As the nurse was getting her things ready to take my vital signs I looked around the room I was in. I had seen this room many, many times in my sixteen years. It hadn't changed much. There were still little bears on the wall paper strewn across the top of the wall. The walls themselves were painted a soft yellow, meant to calm children down. They should probably change the color, because with all the screaming from kids I was hearing, it wasn't calming them down much.

"Hold out your arm, please." I followed her instructions and flinched a little as the cuff tightened on my aching arm. She noticed my flinch. "Tender?" she asked inquisitively. I nodded. "Do you have any other pain besides your arm?" She seemed concerned.

"Well, my head hurts and my neck is stiff. I have this extremely sharp pain in my left side that seems to be getting worse… It's like I'm being stabbed or something. It was dull at first but now it's hurting more." I flinched and gasped out in pain, grabbing my side as I felt a new sensation; the feeling that I couldn't breathe without extreme pain.

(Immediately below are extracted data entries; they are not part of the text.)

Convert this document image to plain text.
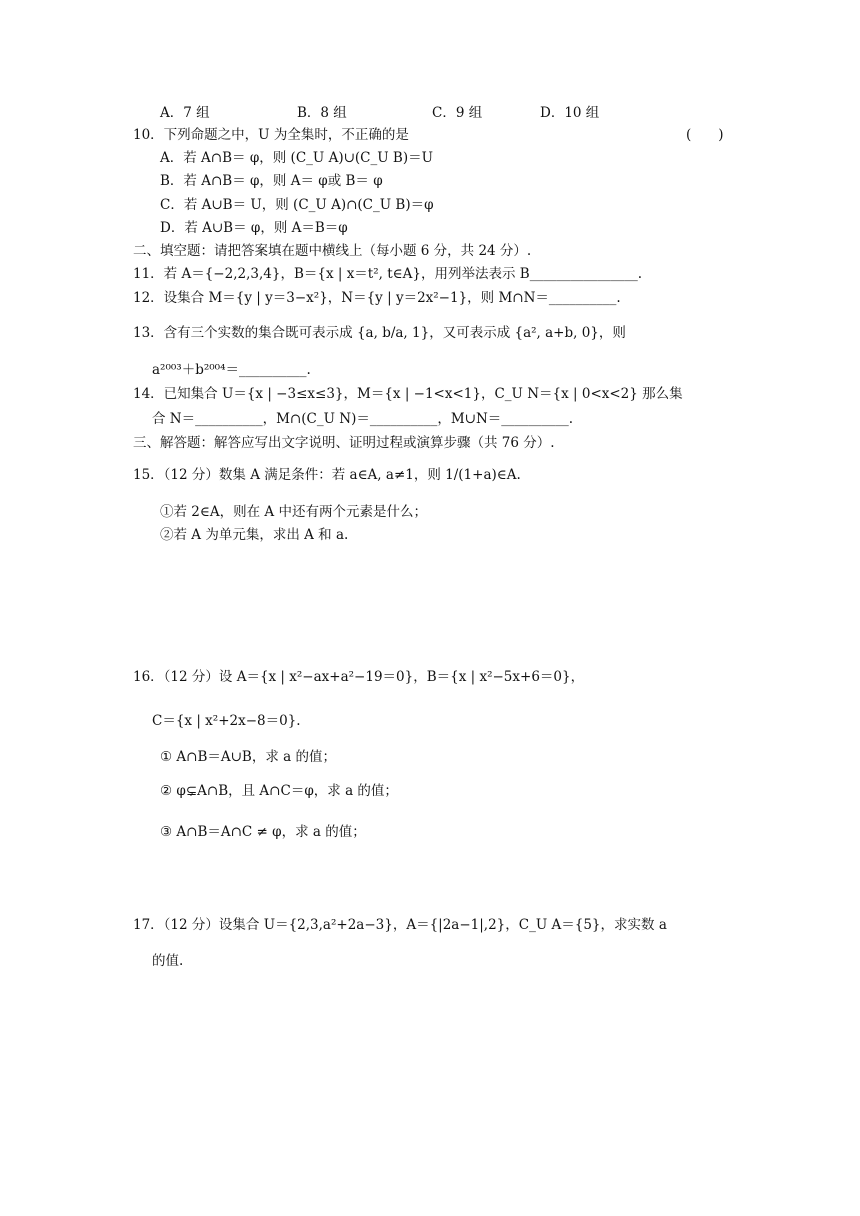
A．7 组	B．8 组	C．9 组	D．10 组
10．下列命题之中，U 为全集时，不正确的是	(　　)
A．若 A∩B＝ φ，则 (C_U A)∪(C_U B)＝U
B．若 A∩B＝ φ，则 A＝ φ或 B＝ φ
C．若 A∪B＝ U，则 (C_U A)∩(C_U B)＝φ
D．若 A∪B＝ φ，则 A＝B＝φ
二、填空题：请把答案填在题中横线上（每小题 6 分，共 24 分）.
11．若 A＝{−2,2,3,4}，B＝{x | x＝t², t∈A}，用列举法表示 B________________.
12．设集合 M＝{y | y＝3−x²}，N＝{y | y＝2x²−1}，则 M∩N＝__________.
13．含有三个实数的集合既可表示成 {a, b/a, 1}，又可表示成 {a², a+b, 0}，则
a²⁰⁰³＋b²⁰⁰⁴＝__________.
14．已知集合 U＝{x | −3≤x≤3}，M＝{x | −1<x<1}，C_U N＝{x | 0<x<2} 那么集
合 N＝__________，M∩(C_U N)＝__________，M∪N＝__________.
三、解答题：解答应写出文字说明、证明过程或演算步骤（共 76 分）.
15．（12 分）数集 A 满足条件：若 a∈A, a≠1，则 1/(1+a)∈A.
①若 2∈A，则在 A 中还有两个元素是什么；
②若 A 为单元集，求出 A 和 a.
16．（12 分）设 A＝{x | x²−ax+a²−19＝0}，B＝{x | x²−5x+6＝0}，
C＝{x | x²+2x−8＝0}.
① A∩B＝A∪B，求 a 的值；
② φ⊊A∩B，且 A∩C＝φ，求 a 的值；
③ A∩B＝A∩C ≠ φ，求 a 的值；
17．（12 分）设集合 U＝{2,3,a²+2a−3}，A＝{|2a−1|,2}，C_U A＝{5}，求实数 a
的值.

"Oh my, that's not very good. Well, we'll get the doctor in here right away as soon as I take your temperature." The nurse stuck a thermometer under my tongue and held it there for about twenty seconds. "You don't have a fever so that's good. Alright, hang tight and I'll make sure to let Dr. Kall know that you need to be seen immediately." Nurse Angela stepped out of the room and I clenched my teeth together in an attempt to block out the pain.

Spots began to dance in and out of my vision and I felt light headed. 'Oh no. No no no no no!' my mind raced. I was passing out, losing consciousness. This was not good, NOT GOOD!

"Elena!" I heard Dr. Kall's voice. He gasped sharply. "Angela! Get in here immediately!"

"What is it doct—" she gasped too. "Oh my god." That's when I couldn't fight anymore. I gave into the darkness and drifted, I no longer heard what was going on around me. The only thing I could here was the pounding of my heartbeat in my head.